New Zealand superannuation is not a large sum of money for each person who qualifies, but it is paid twice monthly for their entire life from age 65 and even if they work fulltime and no matter how rich they are.

What New Zealanders are told when this debate arises, is that the population of those aged over 65 is going to rise to an unsustainable level and will become unaffordable. What is never mentioned is that this is a population bubble and when the cost will begin to fall due to natural attrition. Kiwis are left to imagine the cost remaining high indefinitely.

I've got a few suggestions and these do not involve changing the official retirement age of 65:

1. Allow people to retire earlier but receive less. A sliding scale could be used but anyone choosing the earlier option would not catch up to those retiring at age 65 until they were 70 (for those who chose 60);
2. Currently immigrants need to be resident for 10 years and no less than 5 of those over 50 years of age. Change that to 15 years permanently resident, no less than 7 years of which over the age of 50.
3. Anyone over the age of 65 and in fulltime employment cannot qualify for national superannuation but they can receive a tax credit at 40% of national superannuation (encourages staying in employment).

The following are macro policies the NZ government could employ:

A. Reduce the size of government. Halve it, that's the head count I'm talking about. And sink the cost of departments by moving them to the regions.
B. Own overseas infrastructure. That's right, when a toilet flushes in London, NZ gets paid. Or if goods are put on a train in the US for export, NZ gets paid.
C. Borrow.

Do these things.

[Update: Simon English has quickly followed up his comments by announcing the retirement age will rise to 67 by 2040. National has decided to screw over the young. Never underestimate National's pure greed, they always line their own pockets first. But even this shows English is an idiot, it's more decisions that are not really decisions at all.
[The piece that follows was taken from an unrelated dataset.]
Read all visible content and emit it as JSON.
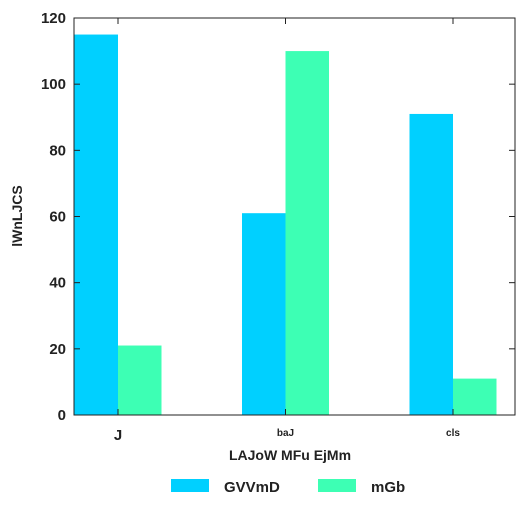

He did the same thing back when he was Treasurer in the late 90's with his pathetic and microscopic tax cuts (Helen Clark won the next election, everyone went to sleep listening to Simon the Sleep Inducer).

The policy as announced will exacerbate the brain drain as the young won't want to stay around to fund everyone's retirement but them, and student loans on top of that, as well as facing ridiculous house prices created by successive governments unwilling to do anything about it.]